A star in a faraway solar system has caused quite a stir among astronomers. Its light fluctuates dramatically and in strange patterns, so scientists think something large and weird-shaped might be circling around it and occasionally blocking its light. It could be a family of cold comets, or pieces of busted-up planets and asteroids. One group has even suggested that it's worth exploring the possibility of a huge alien structure, such as a swarm of solar collectors.
The star's strange activity was originally discovered with the no-longer-functional Kepler telescope, but now scientists have followed up with observations from the Spitzer telescope. The results will be published in Astrophysical Journal Letters.

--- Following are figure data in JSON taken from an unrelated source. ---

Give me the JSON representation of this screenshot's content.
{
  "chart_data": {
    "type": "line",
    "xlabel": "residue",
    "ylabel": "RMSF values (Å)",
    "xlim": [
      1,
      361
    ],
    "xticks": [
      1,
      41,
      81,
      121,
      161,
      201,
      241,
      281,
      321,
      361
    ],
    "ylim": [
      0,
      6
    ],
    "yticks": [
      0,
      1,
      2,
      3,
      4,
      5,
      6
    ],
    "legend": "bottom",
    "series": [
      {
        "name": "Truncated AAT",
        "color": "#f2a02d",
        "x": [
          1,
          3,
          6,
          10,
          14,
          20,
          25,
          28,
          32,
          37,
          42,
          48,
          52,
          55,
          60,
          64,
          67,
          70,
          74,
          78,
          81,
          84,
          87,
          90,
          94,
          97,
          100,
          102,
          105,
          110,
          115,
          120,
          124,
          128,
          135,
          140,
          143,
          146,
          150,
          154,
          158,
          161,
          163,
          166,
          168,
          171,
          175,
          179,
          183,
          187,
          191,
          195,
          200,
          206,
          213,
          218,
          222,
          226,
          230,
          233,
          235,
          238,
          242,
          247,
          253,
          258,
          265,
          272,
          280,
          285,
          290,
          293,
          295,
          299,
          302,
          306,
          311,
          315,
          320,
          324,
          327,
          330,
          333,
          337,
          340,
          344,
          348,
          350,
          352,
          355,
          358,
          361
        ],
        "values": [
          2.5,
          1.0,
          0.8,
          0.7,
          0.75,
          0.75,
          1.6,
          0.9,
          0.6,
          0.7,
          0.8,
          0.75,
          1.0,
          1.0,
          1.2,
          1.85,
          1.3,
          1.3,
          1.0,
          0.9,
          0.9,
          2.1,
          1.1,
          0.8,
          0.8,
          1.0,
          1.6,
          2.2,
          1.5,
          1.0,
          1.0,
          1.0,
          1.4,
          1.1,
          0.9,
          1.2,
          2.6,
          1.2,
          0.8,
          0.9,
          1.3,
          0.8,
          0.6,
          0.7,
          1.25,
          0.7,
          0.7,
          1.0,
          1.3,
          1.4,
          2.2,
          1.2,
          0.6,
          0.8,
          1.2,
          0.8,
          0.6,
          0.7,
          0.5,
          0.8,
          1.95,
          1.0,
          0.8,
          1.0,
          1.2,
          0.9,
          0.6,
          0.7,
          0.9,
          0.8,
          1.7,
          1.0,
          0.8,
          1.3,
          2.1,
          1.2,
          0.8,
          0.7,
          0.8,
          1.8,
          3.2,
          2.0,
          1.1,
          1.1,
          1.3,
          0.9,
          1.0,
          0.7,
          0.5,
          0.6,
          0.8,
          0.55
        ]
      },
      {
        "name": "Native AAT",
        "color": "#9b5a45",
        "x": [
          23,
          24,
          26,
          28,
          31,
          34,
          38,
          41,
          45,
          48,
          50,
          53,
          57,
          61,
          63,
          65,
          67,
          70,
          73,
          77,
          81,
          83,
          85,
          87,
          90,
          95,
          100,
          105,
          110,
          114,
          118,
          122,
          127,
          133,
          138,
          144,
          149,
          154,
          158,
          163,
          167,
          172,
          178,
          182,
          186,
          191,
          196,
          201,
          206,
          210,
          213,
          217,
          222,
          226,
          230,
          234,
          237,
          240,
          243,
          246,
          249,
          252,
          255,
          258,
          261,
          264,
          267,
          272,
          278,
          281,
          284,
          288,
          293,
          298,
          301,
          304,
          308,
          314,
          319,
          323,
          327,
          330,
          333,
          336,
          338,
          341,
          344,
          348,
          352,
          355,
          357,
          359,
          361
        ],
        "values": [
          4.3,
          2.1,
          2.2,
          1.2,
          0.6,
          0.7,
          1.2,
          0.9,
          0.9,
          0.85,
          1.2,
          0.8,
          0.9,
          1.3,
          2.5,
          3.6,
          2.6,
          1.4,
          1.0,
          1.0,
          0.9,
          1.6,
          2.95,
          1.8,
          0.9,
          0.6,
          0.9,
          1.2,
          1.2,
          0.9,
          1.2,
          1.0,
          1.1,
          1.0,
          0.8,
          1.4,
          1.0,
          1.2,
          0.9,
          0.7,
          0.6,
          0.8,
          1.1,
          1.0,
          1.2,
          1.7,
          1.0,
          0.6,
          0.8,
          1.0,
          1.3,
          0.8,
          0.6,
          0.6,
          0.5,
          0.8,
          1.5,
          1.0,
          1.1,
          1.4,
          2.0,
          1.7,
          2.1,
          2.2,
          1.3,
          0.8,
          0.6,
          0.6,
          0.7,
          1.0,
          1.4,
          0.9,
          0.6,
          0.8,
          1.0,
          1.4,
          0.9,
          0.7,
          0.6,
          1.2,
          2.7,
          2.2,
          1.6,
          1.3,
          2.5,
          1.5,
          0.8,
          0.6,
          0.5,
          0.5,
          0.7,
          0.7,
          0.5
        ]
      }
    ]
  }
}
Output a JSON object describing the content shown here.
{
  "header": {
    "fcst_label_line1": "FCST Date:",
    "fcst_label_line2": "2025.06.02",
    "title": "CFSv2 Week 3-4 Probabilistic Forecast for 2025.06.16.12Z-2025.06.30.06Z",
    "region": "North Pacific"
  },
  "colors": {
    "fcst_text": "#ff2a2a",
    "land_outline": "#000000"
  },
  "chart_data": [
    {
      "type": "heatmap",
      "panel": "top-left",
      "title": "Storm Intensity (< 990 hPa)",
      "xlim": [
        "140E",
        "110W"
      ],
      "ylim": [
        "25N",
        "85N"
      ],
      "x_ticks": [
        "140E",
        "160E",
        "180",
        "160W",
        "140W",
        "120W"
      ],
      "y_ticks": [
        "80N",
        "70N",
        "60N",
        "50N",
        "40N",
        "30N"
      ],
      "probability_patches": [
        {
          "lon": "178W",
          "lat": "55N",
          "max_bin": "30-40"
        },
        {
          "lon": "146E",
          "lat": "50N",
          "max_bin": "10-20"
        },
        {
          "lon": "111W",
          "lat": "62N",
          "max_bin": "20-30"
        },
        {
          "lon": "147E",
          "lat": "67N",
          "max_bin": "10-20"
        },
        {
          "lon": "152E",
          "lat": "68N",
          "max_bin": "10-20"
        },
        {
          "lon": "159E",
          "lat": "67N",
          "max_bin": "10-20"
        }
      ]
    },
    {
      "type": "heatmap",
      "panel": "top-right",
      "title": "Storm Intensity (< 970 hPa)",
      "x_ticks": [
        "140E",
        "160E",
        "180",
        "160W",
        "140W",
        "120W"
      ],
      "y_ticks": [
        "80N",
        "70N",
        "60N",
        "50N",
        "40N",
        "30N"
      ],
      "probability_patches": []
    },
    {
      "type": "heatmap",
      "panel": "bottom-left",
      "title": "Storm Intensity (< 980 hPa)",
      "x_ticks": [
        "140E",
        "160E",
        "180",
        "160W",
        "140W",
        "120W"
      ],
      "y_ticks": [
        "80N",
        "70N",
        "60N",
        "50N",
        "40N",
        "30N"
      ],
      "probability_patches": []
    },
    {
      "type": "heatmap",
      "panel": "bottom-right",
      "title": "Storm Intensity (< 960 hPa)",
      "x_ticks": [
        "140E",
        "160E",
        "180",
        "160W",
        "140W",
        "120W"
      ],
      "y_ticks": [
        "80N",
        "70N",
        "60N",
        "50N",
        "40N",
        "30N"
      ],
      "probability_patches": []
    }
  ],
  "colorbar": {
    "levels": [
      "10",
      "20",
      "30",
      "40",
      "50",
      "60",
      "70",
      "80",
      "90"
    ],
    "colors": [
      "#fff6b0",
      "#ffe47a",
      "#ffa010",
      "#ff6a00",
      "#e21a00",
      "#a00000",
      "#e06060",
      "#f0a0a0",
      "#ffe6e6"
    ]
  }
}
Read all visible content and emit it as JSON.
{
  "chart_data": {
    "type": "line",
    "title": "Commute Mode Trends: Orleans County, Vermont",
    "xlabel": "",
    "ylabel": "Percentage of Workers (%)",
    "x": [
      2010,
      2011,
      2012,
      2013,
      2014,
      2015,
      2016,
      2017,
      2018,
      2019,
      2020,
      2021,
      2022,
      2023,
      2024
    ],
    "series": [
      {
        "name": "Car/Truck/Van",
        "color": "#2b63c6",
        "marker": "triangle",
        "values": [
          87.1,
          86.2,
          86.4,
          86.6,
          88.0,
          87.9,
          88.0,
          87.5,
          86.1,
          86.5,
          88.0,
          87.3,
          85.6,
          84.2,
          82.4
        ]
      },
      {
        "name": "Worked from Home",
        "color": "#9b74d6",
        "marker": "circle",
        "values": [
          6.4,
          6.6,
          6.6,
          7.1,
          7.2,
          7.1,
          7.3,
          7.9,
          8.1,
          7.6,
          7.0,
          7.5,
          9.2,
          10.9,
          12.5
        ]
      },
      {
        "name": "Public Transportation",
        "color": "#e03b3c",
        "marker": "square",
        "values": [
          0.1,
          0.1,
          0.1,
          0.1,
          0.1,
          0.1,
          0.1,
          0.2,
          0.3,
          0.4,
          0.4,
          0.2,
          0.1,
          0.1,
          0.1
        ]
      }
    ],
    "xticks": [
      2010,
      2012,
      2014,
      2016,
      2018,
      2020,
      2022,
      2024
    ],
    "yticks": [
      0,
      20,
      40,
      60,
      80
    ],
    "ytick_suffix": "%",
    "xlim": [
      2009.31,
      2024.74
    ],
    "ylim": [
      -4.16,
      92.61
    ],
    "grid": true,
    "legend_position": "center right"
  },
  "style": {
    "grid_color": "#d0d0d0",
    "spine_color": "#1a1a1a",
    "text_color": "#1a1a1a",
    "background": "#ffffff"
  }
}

Although Spitzer can't tell us much about whether there are aliens around the star KIC 8462852, it can help to sort through the other possibilities. A press release explains:
If a planetary impact, or a collision amongst asteroids, were behind the mystery of KIC 8462852, then there should be an excess of infrared light around the star. Dusty, ground-up bits of rock would be at the right temperature to glow at infrared wavelengths.
When Spitzer looked for that excess infrared light, it found none. This suggests that the planetary/asteroid collision hypothesis may be incorrect. But, there's a caveat: Kepler observed the weird light patterns in 2011 and 2013, whereas Spitzer took these observations in 2015. If the objects circling the star have a very long orbit, they might not currently be in the right position where the Earth-trailing telescope would be able to observe their glow.
The Allen Telescope Array has also turned its dishes toward the mysterious star, to listen in for radio signals that could indicate whether there are aliens around the star. The ATA didn't find evidence of aliens, but scientists are planning to listen again with a larger, more sensitive telescope next year.
Other telescopes will be observing the star as well, to try to shed light on this strange star behavior.